In 1982 an insulin made from a genetically engineered E. coli bacteria became the first genetically modified organism (GMO) approved for sale in the United States. Twelve years later, the US Food and Drug Administration approved the use of Flavr Savr, a tomato that is genetically modified for longer shelf life, for sale in the US.

However, by then scientists were grappling with a widespread consumer backlash to GMO foods. Because GMOs involve an innovation in DNA, the building blocks of life, the technology not only unleashed potential new step-changes in food and health – but coalesced a concern among some communities about high tech food and agricultural systems.

The lesson for science has been that improving food safety, nutrition and boosting world food supplies are not necessarily the drivers for how different communities value food.

Now a new film, Food Evolution, explores the complexity of cultural attitudes to GMOs and food, and investigates how easily fear and misinformation can overwhelm objective, evidence-based analysis.

Food Evolution takes the position that science and scientists hold the key to solving the food crisis and the organisers of the international The University of Queensland Faculty of Science invite you to a free screening of the film, followed by a discussion on some of the issues raised.


About Series of events as part of the Douglas Ormonde Butler Memorial Lectureship

The Douglas Ormonde Butler Memorial Public Lecture and Technical Seminar are delivered by a person of outstanding merit and international reputation in the field of genetics.
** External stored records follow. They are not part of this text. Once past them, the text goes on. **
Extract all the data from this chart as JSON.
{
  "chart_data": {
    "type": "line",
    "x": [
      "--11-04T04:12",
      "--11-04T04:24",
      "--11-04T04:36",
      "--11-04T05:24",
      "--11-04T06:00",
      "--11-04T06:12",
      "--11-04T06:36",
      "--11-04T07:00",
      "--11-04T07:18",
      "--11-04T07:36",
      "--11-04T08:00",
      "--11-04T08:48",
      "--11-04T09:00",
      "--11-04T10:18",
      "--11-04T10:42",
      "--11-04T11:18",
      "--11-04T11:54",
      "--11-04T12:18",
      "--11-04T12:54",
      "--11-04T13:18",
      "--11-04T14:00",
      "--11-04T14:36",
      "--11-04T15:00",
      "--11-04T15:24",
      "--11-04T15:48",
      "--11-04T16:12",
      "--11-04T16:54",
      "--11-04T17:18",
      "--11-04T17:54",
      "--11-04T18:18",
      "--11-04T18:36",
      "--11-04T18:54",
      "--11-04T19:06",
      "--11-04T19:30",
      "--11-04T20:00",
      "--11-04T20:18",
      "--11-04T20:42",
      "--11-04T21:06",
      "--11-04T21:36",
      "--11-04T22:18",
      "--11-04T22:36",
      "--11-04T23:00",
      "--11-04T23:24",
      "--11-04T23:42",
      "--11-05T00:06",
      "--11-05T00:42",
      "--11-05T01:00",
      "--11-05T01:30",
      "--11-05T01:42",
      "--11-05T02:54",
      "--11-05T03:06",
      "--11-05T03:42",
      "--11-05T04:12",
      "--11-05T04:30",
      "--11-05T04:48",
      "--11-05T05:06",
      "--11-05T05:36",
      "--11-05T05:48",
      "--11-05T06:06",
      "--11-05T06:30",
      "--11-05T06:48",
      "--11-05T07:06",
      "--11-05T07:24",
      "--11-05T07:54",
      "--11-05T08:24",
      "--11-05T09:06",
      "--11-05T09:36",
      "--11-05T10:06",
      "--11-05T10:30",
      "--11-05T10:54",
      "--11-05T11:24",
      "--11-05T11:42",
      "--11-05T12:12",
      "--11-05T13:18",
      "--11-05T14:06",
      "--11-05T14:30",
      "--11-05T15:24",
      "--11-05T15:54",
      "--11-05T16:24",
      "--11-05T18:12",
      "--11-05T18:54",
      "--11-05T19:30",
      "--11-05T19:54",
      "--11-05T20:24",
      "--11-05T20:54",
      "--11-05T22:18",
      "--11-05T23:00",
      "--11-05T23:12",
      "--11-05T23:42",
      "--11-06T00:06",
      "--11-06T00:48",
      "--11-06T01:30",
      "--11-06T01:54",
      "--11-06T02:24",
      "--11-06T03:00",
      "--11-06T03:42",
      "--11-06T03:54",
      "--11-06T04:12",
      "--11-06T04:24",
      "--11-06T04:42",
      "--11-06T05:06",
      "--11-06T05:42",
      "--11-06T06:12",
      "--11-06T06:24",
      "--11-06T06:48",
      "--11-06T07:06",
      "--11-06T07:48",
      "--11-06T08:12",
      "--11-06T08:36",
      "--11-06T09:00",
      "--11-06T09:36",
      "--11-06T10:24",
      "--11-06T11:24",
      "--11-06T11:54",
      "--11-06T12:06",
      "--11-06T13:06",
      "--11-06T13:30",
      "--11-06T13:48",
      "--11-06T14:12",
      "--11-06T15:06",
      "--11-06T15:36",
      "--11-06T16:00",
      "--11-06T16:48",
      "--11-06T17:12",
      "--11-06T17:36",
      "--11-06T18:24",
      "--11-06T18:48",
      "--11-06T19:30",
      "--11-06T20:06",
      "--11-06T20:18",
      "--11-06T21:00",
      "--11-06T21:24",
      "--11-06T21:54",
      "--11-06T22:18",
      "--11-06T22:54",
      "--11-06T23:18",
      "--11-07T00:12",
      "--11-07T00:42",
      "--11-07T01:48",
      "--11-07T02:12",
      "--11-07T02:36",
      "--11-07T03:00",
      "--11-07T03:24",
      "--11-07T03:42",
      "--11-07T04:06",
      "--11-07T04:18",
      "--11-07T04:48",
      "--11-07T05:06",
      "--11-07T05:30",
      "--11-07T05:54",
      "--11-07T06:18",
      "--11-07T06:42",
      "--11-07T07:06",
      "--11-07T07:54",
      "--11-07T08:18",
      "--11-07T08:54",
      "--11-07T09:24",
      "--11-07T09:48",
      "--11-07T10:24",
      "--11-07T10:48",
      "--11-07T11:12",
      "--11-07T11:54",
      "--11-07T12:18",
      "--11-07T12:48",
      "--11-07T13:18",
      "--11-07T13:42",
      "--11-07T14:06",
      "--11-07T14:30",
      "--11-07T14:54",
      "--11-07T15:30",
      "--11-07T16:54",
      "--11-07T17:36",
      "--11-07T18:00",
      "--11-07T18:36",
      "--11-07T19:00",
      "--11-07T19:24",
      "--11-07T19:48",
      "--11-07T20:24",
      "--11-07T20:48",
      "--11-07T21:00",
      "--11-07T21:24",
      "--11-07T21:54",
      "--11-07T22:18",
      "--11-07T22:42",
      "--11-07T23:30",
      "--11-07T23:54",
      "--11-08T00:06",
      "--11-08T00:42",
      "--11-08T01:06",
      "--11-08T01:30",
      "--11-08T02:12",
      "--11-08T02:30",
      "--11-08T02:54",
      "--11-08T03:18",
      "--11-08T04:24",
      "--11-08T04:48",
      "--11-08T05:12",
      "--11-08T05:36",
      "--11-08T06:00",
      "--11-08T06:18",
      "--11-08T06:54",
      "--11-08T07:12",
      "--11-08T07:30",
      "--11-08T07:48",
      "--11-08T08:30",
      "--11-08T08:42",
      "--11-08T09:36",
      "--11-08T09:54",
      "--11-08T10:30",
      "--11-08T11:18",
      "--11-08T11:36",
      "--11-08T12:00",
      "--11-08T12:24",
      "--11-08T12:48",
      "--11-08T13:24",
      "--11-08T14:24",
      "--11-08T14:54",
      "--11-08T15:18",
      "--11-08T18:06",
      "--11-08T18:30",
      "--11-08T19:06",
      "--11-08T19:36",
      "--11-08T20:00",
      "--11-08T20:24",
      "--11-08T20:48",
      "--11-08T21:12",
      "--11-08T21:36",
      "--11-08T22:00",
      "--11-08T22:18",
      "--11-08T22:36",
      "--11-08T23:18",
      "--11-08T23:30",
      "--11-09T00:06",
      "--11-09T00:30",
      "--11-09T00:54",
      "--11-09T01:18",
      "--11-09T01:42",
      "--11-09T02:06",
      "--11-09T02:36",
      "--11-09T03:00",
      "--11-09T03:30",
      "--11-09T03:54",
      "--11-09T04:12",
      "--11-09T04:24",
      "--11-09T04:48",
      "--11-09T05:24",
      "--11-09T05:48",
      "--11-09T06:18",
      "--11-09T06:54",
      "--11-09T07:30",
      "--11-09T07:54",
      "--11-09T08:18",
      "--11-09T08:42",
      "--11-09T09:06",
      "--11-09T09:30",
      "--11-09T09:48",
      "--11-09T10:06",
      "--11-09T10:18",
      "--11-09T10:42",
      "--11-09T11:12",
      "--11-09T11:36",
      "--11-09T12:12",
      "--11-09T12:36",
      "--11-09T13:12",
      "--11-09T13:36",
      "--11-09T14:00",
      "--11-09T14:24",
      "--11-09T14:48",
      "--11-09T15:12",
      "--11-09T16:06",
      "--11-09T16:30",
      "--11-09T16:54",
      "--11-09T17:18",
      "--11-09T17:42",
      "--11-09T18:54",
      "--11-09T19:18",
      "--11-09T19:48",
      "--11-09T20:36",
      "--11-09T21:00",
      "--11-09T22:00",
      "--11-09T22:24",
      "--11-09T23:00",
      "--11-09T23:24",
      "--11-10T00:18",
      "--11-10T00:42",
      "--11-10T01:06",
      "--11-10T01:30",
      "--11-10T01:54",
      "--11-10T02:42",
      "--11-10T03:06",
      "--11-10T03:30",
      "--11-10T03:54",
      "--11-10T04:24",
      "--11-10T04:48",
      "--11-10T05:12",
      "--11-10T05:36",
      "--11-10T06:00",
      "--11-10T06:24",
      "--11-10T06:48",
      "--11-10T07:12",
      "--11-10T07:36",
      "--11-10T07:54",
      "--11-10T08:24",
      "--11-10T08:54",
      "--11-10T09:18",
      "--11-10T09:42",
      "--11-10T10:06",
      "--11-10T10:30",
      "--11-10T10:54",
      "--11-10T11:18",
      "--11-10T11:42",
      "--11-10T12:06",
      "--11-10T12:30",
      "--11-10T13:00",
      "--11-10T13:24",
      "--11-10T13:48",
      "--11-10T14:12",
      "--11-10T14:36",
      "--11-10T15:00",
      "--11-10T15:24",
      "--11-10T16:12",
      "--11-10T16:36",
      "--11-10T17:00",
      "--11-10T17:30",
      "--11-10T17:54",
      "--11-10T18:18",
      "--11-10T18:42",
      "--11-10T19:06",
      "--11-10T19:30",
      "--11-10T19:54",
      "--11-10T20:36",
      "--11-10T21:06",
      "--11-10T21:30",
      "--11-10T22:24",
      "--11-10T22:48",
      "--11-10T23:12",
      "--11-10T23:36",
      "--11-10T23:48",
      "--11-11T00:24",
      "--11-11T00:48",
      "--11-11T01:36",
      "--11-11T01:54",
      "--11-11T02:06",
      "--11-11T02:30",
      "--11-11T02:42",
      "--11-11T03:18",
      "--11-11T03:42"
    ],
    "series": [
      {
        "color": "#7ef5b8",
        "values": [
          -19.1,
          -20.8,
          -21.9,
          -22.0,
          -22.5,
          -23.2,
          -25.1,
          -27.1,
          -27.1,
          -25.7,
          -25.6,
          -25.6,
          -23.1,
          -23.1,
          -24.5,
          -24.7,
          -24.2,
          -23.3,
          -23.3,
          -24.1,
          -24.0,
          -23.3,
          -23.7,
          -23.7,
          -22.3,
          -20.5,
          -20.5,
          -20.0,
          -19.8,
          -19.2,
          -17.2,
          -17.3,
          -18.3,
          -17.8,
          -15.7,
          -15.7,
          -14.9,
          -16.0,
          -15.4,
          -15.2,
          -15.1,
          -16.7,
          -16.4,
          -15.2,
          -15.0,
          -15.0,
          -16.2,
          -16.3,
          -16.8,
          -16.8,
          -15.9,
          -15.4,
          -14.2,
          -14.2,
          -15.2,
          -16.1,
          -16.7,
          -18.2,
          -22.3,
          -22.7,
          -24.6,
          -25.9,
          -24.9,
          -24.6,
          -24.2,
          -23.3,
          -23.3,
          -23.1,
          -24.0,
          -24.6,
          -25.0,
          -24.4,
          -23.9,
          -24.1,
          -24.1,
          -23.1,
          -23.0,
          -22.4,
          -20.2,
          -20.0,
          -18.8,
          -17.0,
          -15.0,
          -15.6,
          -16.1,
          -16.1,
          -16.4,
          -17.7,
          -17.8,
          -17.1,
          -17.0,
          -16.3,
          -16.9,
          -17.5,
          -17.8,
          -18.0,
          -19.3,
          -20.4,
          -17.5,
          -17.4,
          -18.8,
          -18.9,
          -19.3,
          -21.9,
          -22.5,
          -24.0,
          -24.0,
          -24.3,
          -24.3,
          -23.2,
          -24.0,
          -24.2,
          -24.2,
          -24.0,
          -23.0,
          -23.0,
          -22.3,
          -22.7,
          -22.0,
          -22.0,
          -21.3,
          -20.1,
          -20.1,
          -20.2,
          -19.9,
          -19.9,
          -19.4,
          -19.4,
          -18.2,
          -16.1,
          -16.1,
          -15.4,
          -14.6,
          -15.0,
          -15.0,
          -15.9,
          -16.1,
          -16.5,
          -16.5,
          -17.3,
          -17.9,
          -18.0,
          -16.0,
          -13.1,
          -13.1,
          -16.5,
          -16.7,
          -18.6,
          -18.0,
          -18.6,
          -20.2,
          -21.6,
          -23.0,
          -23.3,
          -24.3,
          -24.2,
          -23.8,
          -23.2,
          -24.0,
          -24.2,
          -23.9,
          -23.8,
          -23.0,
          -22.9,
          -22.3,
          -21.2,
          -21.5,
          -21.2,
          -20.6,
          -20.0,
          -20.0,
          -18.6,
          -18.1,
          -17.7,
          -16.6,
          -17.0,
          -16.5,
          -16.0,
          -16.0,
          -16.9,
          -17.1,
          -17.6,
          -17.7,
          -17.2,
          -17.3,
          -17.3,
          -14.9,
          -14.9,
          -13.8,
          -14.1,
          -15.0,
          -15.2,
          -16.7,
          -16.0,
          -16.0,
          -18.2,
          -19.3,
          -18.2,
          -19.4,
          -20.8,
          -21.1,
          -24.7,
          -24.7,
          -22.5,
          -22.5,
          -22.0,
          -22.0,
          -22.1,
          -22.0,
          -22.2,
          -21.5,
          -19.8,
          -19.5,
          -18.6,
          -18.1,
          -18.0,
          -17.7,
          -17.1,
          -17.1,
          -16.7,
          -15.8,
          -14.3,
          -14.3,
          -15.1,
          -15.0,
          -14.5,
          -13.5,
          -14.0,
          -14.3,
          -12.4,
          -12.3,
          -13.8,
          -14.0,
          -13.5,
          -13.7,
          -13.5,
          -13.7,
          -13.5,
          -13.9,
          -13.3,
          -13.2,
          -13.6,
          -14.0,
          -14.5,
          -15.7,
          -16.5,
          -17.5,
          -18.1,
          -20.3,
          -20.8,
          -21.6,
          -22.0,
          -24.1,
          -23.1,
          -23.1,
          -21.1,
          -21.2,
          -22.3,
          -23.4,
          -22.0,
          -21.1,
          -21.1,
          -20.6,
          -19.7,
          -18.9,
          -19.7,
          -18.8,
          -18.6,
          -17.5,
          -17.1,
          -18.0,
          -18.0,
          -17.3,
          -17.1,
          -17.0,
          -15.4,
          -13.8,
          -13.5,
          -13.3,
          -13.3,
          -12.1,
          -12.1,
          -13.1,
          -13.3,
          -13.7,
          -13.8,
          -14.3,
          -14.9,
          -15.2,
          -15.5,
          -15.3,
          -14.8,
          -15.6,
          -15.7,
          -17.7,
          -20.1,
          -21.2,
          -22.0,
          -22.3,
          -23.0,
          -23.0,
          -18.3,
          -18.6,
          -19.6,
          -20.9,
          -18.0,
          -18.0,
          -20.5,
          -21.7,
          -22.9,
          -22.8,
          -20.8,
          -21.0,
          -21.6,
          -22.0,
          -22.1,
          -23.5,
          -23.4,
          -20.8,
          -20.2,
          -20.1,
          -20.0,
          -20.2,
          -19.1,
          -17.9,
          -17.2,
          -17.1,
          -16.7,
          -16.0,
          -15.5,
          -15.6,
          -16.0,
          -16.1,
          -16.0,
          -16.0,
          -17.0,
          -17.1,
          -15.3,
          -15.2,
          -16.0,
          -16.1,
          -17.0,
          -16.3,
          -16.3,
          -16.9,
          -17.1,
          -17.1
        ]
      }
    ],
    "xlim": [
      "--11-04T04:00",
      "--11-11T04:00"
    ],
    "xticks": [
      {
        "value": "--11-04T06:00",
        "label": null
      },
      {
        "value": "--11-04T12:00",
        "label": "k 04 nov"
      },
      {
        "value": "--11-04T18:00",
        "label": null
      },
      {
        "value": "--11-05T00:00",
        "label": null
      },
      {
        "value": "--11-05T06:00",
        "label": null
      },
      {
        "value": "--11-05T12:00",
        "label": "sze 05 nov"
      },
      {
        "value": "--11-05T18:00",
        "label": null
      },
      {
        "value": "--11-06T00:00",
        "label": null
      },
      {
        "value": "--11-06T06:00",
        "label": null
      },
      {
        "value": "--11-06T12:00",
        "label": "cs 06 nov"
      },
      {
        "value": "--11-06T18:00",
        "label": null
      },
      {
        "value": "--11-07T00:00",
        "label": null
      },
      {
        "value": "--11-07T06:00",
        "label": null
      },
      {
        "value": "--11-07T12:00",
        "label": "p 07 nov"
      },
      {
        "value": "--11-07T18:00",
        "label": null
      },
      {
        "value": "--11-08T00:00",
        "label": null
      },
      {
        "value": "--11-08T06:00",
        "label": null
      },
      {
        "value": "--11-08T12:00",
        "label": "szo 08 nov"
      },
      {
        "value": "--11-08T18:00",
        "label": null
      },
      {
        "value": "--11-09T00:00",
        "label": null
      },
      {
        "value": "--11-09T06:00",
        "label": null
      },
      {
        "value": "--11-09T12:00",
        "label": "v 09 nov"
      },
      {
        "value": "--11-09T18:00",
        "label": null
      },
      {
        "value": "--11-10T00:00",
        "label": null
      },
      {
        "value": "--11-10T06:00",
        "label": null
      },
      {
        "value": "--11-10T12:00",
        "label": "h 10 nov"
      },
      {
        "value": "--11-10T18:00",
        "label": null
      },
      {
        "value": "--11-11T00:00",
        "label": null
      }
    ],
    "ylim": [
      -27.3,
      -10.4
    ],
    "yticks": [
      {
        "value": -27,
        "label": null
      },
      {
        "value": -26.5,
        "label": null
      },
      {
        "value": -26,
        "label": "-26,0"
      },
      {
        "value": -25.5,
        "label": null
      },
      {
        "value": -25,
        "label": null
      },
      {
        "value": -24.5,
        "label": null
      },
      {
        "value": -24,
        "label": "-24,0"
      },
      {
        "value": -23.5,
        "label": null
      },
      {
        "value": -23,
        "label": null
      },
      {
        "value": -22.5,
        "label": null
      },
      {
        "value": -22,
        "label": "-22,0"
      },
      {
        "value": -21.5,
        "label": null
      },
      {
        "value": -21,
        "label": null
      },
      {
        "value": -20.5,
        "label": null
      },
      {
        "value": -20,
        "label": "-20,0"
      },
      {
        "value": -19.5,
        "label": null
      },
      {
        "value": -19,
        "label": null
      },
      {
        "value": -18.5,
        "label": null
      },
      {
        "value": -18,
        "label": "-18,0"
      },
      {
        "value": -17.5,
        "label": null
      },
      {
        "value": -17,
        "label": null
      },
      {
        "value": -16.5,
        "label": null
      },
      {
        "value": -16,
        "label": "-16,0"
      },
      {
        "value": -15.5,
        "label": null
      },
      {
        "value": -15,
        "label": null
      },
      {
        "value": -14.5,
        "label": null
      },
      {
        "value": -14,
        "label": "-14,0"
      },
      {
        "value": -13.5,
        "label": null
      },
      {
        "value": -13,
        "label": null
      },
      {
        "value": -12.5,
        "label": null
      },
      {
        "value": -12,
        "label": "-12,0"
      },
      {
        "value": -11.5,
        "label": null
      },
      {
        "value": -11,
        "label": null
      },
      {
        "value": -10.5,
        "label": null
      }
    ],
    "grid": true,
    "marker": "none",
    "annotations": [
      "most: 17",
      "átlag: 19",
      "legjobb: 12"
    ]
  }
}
This year we are also delighted to screen the movie Food Evolution, followed by an audience discussion.

This year's Douglas Ormonde Butler Memorial Lecturer is Professor Alison Van Eenennaam from the University of California, Davis.

About Professor Alison Van Eenennaam
Alison L. Van Eenennaam is a Cooperative Extension Specialist in the Department of Animal Science at the University of California, Davis and runs the Animal Genomics and Biotechnology Laboratory. She has served on committees such as the USDA National Advisory Committee on Biotechnology in the 21st Century and was awarded the 2014 Borlaug CAST Communication Award. Van Eenennaam writes the Biobeef Blog.